Wednesday, July 15, 2009

Morgan Stanley Raises 2010 Oil Forecast to $85 (Update2)

By Christian Schmollinger and Dinakar Sethuraman

July 14 (Bloomberg) -- Crude oil traded in New York will average $85 a barrel in 2010, Morgan Stanley said, 31 percent higher than its previous estimate of $65 a barrel, as demand recovers and supplies decline.

Commodities will rise as investors’ appetite for risk revives along with the global economy, Morgan Stanley analysts, led by Hussein Allidina, said in a report yesterday. At the same time, oil production will drop as much as 6.3 percent a year among suppliers outside the Organization of Petroleum Exporting Countries and by 3.5 percent within the group, the bank said.

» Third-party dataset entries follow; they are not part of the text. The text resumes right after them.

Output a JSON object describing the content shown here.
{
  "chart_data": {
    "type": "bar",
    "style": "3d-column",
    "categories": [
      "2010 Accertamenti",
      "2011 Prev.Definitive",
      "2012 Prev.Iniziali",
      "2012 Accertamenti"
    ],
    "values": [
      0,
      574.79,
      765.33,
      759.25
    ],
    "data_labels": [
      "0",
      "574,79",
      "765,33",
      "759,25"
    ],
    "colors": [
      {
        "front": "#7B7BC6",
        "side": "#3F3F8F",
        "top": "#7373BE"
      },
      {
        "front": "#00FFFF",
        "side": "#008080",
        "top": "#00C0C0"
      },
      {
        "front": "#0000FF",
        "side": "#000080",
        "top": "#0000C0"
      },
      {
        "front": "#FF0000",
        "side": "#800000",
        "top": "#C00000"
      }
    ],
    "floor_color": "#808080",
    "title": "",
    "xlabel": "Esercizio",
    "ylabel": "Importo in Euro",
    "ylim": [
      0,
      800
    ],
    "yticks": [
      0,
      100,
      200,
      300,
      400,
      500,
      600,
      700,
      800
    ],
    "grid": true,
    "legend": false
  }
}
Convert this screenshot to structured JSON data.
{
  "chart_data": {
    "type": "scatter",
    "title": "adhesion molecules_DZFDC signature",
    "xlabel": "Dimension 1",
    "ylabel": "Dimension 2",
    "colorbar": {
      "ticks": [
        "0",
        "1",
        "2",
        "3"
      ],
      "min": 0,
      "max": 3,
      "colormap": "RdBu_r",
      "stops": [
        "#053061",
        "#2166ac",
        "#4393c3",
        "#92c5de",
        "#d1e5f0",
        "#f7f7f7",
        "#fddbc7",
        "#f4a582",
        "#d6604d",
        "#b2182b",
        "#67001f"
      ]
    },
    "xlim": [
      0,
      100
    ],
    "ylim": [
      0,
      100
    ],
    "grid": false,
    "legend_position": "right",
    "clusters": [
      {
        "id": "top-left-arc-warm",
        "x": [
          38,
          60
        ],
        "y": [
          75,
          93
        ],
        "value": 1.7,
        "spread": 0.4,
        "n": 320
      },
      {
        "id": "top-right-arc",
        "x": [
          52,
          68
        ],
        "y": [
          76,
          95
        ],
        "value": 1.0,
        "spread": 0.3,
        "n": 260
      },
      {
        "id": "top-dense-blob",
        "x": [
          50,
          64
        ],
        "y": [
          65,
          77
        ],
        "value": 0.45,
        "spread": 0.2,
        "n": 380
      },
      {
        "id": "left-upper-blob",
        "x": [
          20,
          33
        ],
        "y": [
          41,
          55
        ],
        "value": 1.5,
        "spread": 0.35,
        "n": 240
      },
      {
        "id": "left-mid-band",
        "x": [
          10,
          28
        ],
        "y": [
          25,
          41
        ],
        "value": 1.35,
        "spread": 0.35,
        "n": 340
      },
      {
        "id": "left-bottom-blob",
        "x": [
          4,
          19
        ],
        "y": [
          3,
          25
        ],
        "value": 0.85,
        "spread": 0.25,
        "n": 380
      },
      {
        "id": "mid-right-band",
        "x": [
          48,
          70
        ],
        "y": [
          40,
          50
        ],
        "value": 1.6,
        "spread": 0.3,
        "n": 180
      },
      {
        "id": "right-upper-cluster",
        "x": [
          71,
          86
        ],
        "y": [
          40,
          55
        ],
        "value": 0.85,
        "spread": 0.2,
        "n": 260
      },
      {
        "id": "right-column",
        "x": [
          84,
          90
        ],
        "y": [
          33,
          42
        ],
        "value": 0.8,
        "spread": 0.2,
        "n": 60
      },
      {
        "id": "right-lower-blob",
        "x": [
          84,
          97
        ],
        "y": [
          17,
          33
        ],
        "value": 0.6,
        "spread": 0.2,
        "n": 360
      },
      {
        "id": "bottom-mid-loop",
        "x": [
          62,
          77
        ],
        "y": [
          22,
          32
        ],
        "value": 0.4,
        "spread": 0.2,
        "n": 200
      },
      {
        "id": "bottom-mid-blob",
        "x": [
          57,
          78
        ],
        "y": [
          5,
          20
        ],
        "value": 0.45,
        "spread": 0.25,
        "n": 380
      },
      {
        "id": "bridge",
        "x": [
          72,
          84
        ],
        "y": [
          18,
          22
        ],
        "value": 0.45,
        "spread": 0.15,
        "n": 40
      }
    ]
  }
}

Oil demand is expected to rise 1.4 million barrels a day, or 1.7 percent, in 2010, led by emerging markets outside the Organization for Economic Cooperation and Development, the International Energy Agency said on July 10. Crude prices have climbed 35 percent this year on optimism that government stimulus will overcome the worst recession in six decades.

“Global demand will likely increase as the economy recovers into 2010, while supply has reached a plateau,” the Morgan Stanley analysts said. “As green shoots take root, investors will position for improving growth, which will contribute to a softer U.S. dollar, at the same time that oil market fundamentals start to improve, providing a power lift to oil prices.”